Toute la nuit, le jeune agent a « trop peur pour sortir » de son véhicule et patiente jusqu’à l’aube pour pénétrer dans le boisé. « J’ai vu un homme dans le fossé. J’étais en état de choc, j’ai été bouleversé par la situation. Ç’a été mon dernier shift », a-t-il conclu.

Selon la Couronne, après avoir tué son père, Jérémie Fortier-Grenier s’est rendu à un chalet de Mont-Laurier. Or, sa copine et la mère de celle-ci étaient déjà là pour lui faire une surprise.

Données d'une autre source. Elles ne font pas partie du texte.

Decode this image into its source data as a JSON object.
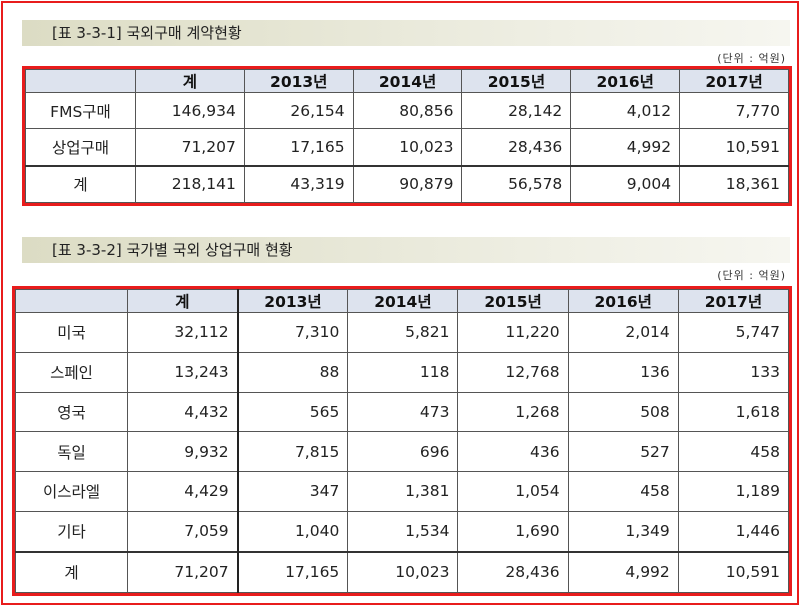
{
  "table1": {
    "title": "[표 3-3-1] 국외구매 계약현황",
    "unit": "(단위 : 억원)",
    "headers": [
      "",
      "계",
      "2013년",
      "2014년",
      "2015년",
      "2016년",
      "2017년"
    ],
    "rows": [
      {
        "label": "FMS구매",
        "values": [
          "146,934",
          "26,154",
          "80,856",
          "28,142",
          "4,012",
          "7,770"
        ]
      },
      {
        "label": "상업구매",
        "values": [
          "71,207",
          "17,165",
          "10,023",
          "28,436",
          "4,992",
          "10,591"
        ]
      },
      {
        "label": "계",
        "values": [
          "218,141",
          "43,319",
          "90,879",
          "56,578",
          "9,004",
          "18,361"
        ]
      }
    ]
  },
  "table2": {
    "title": "[표 3-3-2] 국가별 국외 상업구매 현황",
    "unit": "(단위 : 억원)",
    "headers": [
      "",
      "계",
      "2013년",
      "2014년",
      "2015년",
      "2016년",
      "2017년"
    ],
    "rows": [
      {
        "label": "미국",
        "values": [
          "32,112",
          "7,310",
          "5,821",
          "11,220",
          "2,014",
          "5,747"
        ]
      },
      {
        "label": "스페인",
        "values": [
          "13,243",
          "88",
          "118",
          "12,768",
          "136",
          "133"
        ]
      },
      {
        "label": "영국",
        "values": [
          "4,432",
          "565",
          "473",
          "1,268",
          "508",
          "1,618"
        ]
      },
      {
        "label": "독일",
        "values": [
          "9,932",
          "7,815",
          "696",
          "436",
          "527",
          "458"
        ]
      },
      {
        "label": "이스라엘",
        "values": [
          "4,429",
          "347",
          "1,381",
          "1,054",
          "458",
          "1,189"
        ]
      },
      {
        "label": "기타",
        "values": [
          "7,059",
          "1,040",
          "1,534",
          "1,690",
          "1,349",
          "1,446"
        ]
      },
      {
        "label": "계",
        "values": [
          "71,207",
          "17,165",
          "10,023",
          "28,436",
          "4,992",
          "10,591"
        ]
      }
    ]
  }
}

L’accusé avait alors les mains et les vêtements tachés de rouge.

Jérémie Fortier-Grenier aurait attiré son père dans ce stationnement en prétextant avoir besoin de son aide pour récupérer ses bottes à son travail, avance la poursuite. Or, l’ancien superviseur de l’accusé a expliqué jeudi que Jérémie Fortier-Grenier avait perdu son emploi à la mi-avril 2018 à la suite d’un « incident ». Aucune paire de bottes n’a été retrouvée dans son casier.

Jérémie Fortier-Grenier est défendu par MMartin Latour et MSabrina Lapolla, alors que MNadia Bérubé et MClaudine Charest représentent le ministère public. Le procès est présidé par le juge Claude Champagne.